Hello Swift community,

The review of SE-0140 
<https://github.com/apple/swift-evolution/blob/master/proposals/0140-bridge-optional-to-nsnull.md>
 "Bridge Optional As Its Payload Or NSNull” ran from September 2…8, 2016. The 
proposal is accepted with one modification (described below).

Reviews on this proposal were mixed, with many expressing significant concerns 
about the ability to place an optional value into an ‘Any’, particularly when 
the ‘Any’ comes from a nonnull-annotated Objective-C API:

        // Objective-C
        @interface MyClass : NSObject
        - (void)doSomething:(nonnull id)object;
        @end

        // Swift
        let stringOpt: String? = getSomeString()
        MyClass().doSomething(stringOpt)  // allowed; likely a programmer error

This behavior was introduced as part of id-as-Any bridging (SE-0116 
<https://github.com/apple/swift-evolution/blob/master/proposals/0116-id-as-any.md>).
 As an amendment to SE-0140, Swift will produce a warning when an optional 
value is converted to a value of type Any, e.g.,

        MyClass().doSomething(stringOpt)  // warning: optional value of type 
‘String?’ is converted to an ‘Any’
                                          // note: use ‘!’ to force-unwrap the 
optional
                                          // note: use ‘??’ to provide a 
default value if the optional is nil
                                          // note: use ‘as Any’ to silence this 
warning

Such a warning will address most accidental injections of optional values into 
Any, and the core team felt that this addresses accidental boxing of optional 
values better than leaving the opaque object types to fail fast in Objective-C 
code that inspects them (e.g., see this message 
<https://lists.swift.org/pipermail/swift-evolution/Week-of-Mon-20160905/026961.html>
 for a negative review partly on these grounds).

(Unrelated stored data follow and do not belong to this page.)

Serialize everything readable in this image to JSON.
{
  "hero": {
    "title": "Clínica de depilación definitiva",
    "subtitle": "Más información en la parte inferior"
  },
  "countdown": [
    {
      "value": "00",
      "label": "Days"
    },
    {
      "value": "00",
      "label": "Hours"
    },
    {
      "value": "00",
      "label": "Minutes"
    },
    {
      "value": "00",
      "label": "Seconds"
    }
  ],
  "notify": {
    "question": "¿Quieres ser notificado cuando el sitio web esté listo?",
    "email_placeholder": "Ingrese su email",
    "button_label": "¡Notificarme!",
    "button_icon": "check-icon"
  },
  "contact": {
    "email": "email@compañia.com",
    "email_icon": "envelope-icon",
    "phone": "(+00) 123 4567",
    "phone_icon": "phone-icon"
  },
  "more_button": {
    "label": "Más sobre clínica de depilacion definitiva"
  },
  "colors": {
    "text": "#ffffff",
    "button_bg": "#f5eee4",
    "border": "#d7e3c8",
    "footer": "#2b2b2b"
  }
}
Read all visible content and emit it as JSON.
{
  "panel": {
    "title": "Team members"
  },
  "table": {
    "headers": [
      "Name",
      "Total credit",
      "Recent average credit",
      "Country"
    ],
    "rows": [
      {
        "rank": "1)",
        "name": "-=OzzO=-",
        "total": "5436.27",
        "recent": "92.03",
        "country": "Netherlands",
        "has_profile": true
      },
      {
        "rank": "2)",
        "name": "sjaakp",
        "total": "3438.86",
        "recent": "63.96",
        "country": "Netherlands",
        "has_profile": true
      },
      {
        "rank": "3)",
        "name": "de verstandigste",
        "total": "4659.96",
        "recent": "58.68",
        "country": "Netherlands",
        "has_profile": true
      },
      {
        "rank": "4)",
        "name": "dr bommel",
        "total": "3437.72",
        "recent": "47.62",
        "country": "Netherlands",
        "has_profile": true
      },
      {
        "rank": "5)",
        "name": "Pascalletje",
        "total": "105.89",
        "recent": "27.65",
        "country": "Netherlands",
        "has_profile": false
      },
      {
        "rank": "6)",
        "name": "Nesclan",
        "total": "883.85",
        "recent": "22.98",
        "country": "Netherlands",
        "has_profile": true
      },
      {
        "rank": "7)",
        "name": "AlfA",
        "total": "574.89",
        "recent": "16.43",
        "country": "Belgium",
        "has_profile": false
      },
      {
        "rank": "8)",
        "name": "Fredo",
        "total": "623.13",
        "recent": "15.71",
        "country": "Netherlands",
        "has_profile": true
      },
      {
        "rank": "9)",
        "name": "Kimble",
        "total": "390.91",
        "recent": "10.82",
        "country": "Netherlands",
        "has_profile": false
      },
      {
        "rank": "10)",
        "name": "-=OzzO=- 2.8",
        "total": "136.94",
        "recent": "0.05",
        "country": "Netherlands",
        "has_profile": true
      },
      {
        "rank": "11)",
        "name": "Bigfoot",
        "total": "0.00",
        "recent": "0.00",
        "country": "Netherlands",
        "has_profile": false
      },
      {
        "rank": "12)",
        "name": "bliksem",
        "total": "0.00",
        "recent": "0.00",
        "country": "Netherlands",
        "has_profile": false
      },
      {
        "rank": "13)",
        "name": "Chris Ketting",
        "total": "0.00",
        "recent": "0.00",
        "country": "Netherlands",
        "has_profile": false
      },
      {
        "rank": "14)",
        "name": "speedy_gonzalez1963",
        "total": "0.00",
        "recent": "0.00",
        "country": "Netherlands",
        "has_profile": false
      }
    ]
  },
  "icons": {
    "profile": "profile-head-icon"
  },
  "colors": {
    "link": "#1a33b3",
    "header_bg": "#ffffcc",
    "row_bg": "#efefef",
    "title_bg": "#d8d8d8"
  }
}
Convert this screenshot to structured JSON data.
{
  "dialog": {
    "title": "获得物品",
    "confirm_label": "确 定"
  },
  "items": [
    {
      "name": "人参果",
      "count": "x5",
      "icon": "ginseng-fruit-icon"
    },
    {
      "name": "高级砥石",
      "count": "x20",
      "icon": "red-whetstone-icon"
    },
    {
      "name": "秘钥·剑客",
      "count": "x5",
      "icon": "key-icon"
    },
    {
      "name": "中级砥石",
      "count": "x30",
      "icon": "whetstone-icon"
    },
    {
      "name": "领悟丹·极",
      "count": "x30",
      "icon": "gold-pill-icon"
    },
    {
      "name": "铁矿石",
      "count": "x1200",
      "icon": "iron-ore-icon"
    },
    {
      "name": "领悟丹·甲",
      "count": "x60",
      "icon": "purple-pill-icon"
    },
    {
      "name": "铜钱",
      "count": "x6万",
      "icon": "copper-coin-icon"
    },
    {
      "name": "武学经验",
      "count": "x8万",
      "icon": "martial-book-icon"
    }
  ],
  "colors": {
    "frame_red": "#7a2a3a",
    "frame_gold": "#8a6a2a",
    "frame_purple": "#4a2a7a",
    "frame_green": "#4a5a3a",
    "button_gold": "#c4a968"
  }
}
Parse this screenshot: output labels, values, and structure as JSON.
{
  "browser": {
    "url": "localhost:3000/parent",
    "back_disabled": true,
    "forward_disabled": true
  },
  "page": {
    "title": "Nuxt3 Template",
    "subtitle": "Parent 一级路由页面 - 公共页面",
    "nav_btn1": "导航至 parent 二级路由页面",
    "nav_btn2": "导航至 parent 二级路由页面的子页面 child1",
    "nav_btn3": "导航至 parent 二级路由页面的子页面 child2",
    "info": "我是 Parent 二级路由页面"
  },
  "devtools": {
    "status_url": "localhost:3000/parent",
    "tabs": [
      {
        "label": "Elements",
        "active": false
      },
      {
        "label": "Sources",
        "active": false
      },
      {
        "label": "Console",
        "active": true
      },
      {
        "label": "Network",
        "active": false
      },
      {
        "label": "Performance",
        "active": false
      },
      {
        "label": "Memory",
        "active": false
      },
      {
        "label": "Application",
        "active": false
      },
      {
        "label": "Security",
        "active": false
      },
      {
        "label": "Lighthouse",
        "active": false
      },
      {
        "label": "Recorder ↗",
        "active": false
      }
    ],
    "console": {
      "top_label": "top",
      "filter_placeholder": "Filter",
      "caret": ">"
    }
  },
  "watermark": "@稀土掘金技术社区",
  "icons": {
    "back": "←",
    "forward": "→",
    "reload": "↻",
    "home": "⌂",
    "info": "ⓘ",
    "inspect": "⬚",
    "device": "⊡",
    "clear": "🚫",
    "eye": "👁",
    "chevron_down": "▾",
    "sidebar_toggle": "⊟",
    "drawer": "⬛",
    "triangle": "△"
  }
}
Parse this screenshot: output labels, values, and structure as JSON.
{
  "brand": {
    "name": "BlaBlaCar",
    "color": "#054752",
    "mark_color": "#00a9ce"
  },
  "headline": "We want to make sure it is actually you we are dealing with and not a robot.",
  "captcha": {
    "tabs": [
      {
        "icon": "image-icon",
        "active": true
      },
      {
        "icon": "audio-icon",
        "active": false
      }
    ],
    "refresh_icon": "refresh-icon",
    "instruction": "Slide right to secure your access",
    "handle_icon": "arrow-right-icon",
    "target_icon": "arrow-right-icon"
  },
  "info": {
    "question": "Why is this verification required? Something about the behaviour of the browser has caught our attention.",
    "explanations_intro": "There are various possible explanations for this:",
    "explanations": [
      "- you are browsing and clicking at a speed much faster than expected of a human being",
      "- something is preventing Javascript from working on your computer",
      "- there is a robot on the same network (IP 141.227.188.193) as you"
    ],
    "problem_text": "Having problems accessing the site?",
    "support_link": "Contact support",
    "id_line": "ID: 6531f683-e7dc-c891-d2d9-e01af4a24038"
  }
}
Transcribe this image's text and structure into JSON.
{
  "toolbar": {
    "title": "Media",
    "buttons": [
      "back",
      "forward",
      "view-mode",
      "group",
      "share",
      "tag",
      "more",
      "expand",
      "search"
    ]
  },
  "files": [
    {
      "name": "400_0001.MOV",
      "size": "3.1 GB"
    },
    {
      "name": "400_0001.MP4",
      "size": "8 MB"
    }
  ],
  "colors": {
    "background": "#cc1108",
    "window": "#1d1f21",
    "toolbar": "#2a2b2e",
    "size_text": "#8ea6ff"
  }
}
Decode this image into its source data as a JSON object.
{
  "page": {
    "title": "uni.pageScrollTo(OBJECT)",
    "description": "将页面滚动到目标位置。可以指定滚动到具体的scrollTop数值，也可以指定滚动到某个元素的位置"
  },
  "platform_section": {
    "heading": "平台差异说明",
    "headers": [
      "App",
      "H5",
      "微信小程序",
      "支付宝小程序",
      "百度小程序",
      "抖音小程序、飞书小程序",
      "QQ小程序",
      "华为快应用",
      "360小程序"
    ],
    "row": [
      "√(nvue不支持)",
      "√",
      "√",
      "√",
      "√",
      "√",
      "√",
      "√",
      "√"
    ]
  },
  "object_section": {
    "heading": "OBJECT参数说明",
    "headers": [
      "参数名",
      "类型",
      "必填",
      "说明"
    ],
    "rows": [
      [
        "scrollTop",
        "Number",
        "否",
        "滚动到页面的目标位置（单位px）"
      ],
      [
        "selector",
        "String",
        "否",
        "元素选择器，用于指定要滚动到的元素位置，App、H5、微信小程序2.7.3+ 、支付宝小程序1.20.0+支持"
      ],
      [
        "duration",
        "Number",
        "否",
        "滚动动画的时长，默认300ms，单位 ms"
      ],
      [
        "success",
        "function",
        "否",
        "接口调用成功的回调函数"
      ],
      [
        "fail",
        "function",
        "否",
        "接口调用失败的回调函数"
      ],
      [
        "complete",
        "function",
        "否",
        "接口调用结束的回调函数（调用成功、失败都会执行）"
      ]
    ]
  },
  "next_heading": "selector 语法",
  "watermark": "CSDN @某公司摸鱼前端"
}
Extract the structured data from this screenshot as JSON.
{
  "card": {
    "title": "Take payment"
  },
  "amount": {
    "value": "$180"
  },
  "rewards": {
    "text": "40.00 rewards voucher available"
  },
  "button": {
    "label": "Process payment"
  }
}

To the main point of this proposal, which is to bridging to either the payload 
or NSNull, the core team felt that:

1) Bridging to the payload or NSNull brings to Objective-C code the same 
behavior that is already present in Swift’s type system, where an optional 
containing a payload can be dynamically casted to its payload type. For 
example, this is well-formed in Swift:

         let optString: String? = "hello"
         let anyValue: Any = optString
         let stringValue: String = any as! stringValue   // downcast succeeds, 
produces a String

2) While NSNull is not widely used in Cocoa APIs, it is better to enable those 
APIs to work properly when nil optional values do get bridged than to have an 
opaque-to-Objective-C boxed type that does not work well with any Objective-C 
APIs.

Thank you to everyone who participated in the review!